The privacy (and related security) discussion is not new — to consumers, citizens, companies, or government agencies. What we’re seeing, though, is that this discussion is shifting from IT, development, and legal to the boardroom and our customers — not to mention our own dinner table.

Big data is a key contributor to this shift. We are all generating data at a phenomenal rate — a rate that currently exceeds our ability to properly capture, process, store, and analyze this data for any meaningful insight in a timely manner.

Make no mistake: we’re making significant progress with “big data” technologies, but we can’t depend on technology alone to address the challenges big data has brought to the privacy table. Let’s briefly consider a few of these challenges:

  • Right to privacy. Who owns our data and what are we or “they” entitled to do with it? What assumptions can we make about personal data we now share online?
  • The internet age. We live our lives in a public and digital square where any person, company, or agency around the world can watch us, whether we want them to or not.

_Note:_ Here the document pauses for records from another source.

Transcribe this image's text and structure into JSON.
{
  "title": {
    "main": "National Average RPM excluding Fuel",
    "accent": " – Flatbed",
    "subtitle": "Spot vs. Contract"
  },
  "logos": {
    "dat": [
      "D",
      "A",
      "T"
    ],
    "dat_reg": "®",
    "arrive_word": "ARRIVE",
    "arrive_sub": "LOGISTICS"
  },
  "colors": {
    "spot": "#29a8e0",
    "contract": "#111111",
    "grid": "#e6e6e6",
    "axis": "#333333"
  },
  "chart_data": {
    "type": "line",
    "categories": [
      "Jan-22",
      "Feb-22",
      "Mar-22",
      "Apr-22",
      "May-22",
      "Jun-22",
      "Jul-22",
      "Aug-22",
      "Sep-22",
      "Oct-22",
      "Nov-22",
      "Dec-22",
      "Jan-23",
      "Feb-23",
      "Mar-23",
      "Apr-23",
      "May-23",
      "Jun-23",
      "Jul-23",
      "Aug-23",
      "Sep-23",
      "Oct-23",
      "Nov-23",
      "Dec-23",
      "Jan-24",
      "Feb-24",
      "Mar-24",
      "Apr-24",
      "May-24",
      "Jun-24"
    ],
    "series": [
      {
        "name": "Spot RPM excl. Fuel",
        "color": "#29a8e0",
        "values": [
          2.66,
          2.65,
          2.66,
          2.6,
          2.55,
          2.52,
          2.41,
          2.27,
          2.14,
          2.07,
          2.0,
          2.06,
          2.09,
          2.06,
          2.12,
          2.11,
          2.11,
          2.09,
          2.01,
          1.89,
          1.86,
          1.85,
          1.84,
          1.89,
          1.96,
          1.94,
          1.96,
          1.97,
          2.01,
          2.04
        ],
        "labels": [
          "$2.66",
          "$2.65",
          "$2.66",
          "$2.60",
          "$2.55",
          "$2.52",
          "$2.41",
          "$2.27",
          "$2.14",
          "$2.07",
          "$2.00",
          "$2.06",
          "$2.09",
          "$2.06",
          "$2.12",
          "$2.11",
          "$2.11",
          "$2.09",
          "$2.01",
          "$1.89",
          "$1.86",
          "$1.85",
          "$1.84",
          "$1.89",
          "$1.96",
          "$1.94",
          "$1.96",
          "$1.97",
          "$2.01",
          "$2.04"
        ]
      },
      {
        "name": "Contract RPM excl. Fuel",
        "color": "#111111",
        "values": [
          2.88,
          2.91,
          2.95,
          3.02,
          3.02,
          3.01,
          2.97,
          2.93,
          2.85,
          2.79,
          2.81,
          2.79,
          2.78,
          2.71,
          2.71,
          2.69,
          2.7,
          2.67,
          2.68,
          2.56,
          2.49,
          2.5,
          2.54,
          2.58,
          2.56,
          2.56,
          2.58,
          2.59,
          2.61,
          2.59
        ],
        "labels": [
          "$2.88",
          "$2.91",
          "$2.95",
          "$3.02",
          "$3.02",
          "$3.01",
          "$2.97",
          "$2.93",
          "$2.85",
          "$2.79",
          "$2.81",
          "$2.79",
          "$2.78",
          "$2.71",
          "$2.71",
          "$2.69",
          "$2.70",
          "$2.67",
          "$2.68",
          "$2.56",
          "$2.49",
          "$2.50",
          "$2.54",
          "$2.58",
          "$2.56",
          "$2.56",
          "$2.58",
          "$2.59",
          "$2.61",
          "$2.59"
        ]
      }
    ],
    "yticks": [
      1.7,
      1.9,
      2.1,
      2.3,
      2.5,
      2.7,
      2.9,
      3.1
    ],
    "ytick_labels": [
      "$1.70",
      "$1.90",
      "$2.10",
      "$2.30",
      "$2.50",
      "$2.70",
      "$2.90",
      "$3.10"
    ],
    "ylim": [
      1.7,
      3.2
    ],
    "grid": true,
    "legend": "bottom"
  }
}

  • Security. Between data breaches and aggressive hackers, will our data ever really be secure? As data continues to grow, so do the opportunities for data breaches.
  • Safety. Face it, we live in a dangerous world. How do we balance safety with privacy and security at the data level?

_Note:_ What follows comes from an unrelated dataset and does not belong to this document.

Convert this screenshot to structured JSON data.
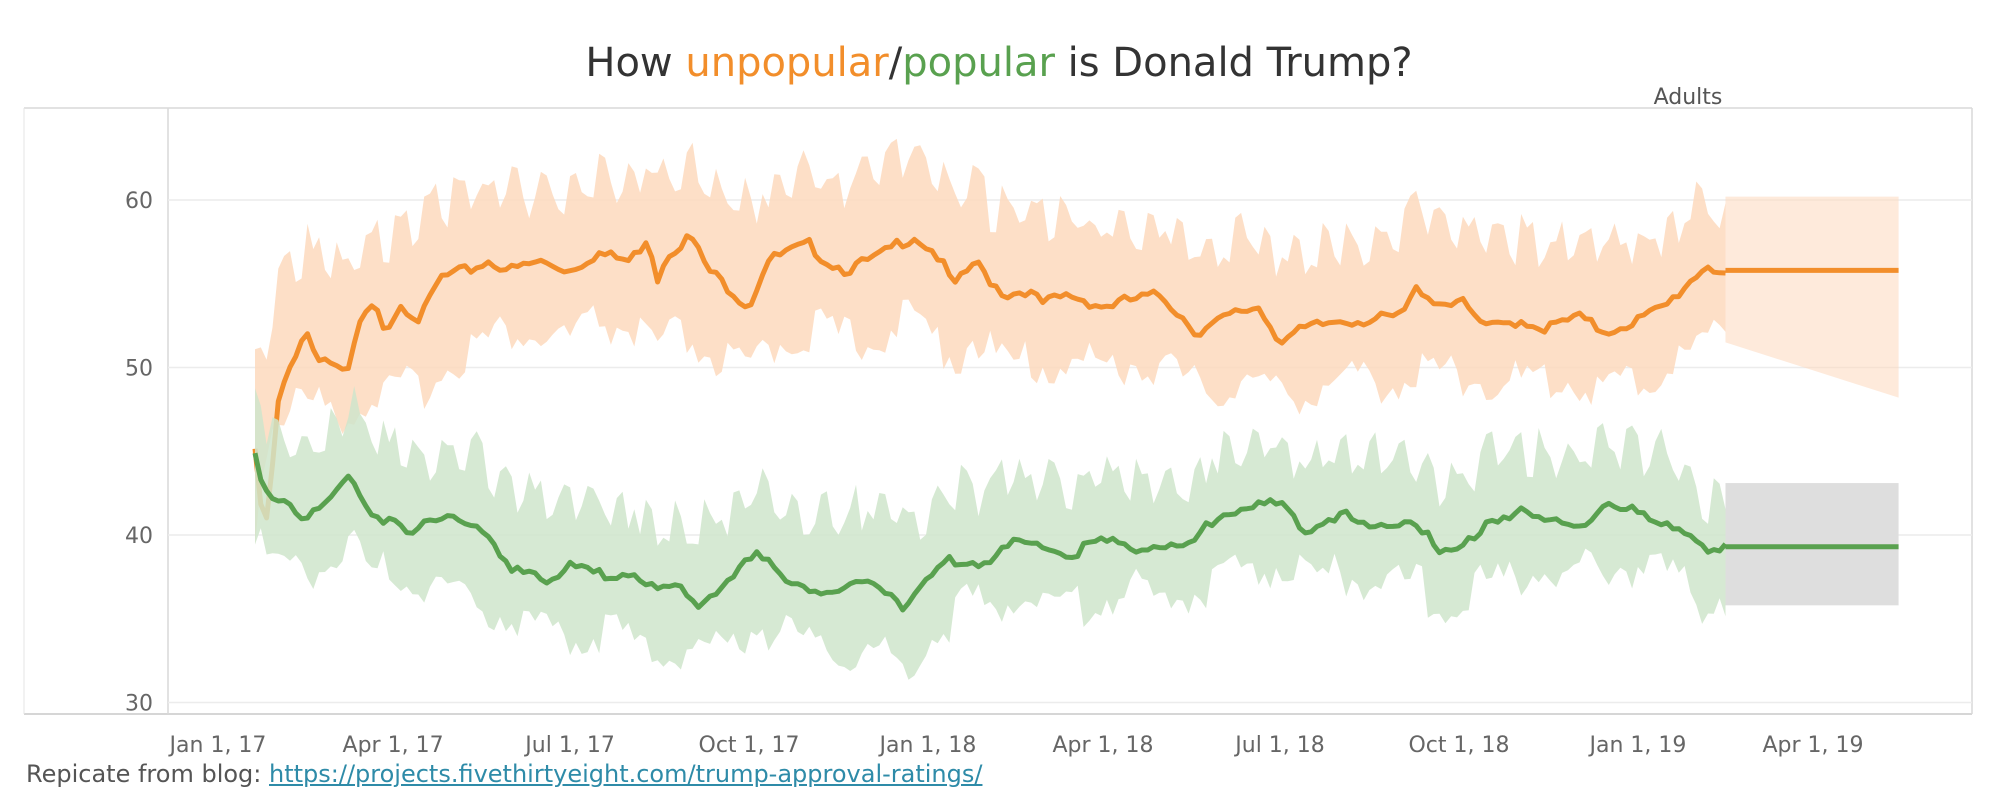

  • Trust. Trust is at the heart of the privacy issue and is the glue that is going to keep the data ecosystem together.
  • Ethics. Technology has leapfrogged ethics, bringing us to the age-old question of what we can do versus what we should do.

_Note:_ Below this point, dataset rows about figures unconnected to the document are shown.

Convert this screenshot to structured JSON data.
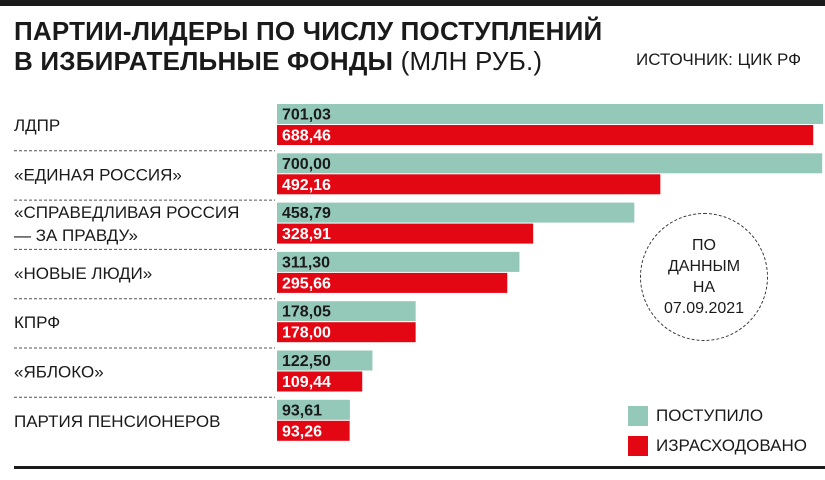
{
  "title": {
    "line1": "ПАРТИИ-ЛИДЕРЫ ПО ЧИСЛУ ПОСТУПЛЕНИЙ",
    "line2_bold": "В ИЗБИРАТЕЛЬНЫЕ ФОНДЫ",
    "line2_unit": "(МЛН РУБ.)"
  },
  "source": "ИСТОЧНИК: ЦИК РФ",
  "note": [
    "ПО",
    "ДАННЫМ",
    "НА",
    "07.09.2021"
  ],
  "colors": {
    "received": "#94c8b9",
    "spent": "#e30613",
    "text": "#1a1a1a"
  },
  "chart_data": {
    "type": "bar",
    "orientation": "horizontal",
    "categories": [
      [
        "ЛДПР"
      ],
      [
        "«ЕДИНАЯ РОССИЯ»"
      ],
      [
        "«СПРАВЕДЛИВАЯ РОССИЯ",
        "— ЗА ПРАВДУ»"
      ],
      [
        "«НОВЫЕ ЛЮДИ»"
      ],
      [
        "КПРФ"
      ],
      [
        "«ЯБЛОКО»"
      ],
      [
        "ПАРТИЯ ПЕНСИОНЕРОВ"
      ]
    ],
    "series": [
      {
        "name": "ПОСТУПИЛО",
        "values": [
          701.03,
          700.0,
          458.79,
          311.3,
          178.05,
          122.5,
          93.61
        ],
        "labels": [
          "701,03",
          "700,00",
          "458,79",
          "311,30",
          "178,05",
          "122,50",
          "93,61"
        ]
      },
      {
        "name": "ИЗРАСХОДОВАНО",
        "values": [
          688.46,
          492.16,
          328.91,
          295.66,
          178.0,
          109.44,
          93.26
        ],
        "labels": [
          "688,46",
          "492,16",
          "328,91",
          "295,66",
          "178,00",
          "109,44",
          "93,26"
        ]
      }
    ],
    "xlim": [
      0,
      701.03
    ],
    "grid": false,
    "legend": "bottom-right"
  }
}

  • Context. What is contextually important to you may not be important to me. Let me give you an example: Google Maps. We might both believe it makes our lives easier, but when the street views of our homes show up, my kids show up in the picture and I tell all my Facebook friends – and you become outraged because your dog was in the shot.
  • No borders. Data, in and of itself, has no country, respects no law, and travels freely across borders. In the digital age, there are no geographical borders. And yet, most governments have attempted to put restrictions on how their citizens’ data is used.
  • Transparency. If important decisions are being made about us based on an algorithm and big data, we have a right to know how the algorithm works and what data is being used. It’s outrageous that many of the ways big data is being used is shrouded in secrecy.
  • Global differences. The internet is a big place, and treating privacy as a U.S. issue ignores the global reach of technology companies, and the long arm of government agencies. When we hear about foreign issues, we treat them like they're strange and far away, ignoring the fact that those issues can very quickly come home to roost.

As you can see, the big data privacy discussion is not just about behavioural advertising, as some would have you believe. Rather, it’s a much-needed, complex discussion about how we can balance privacy, security and safety in an increasingly transparent and dangerous world. Have that discussion before it’s too late.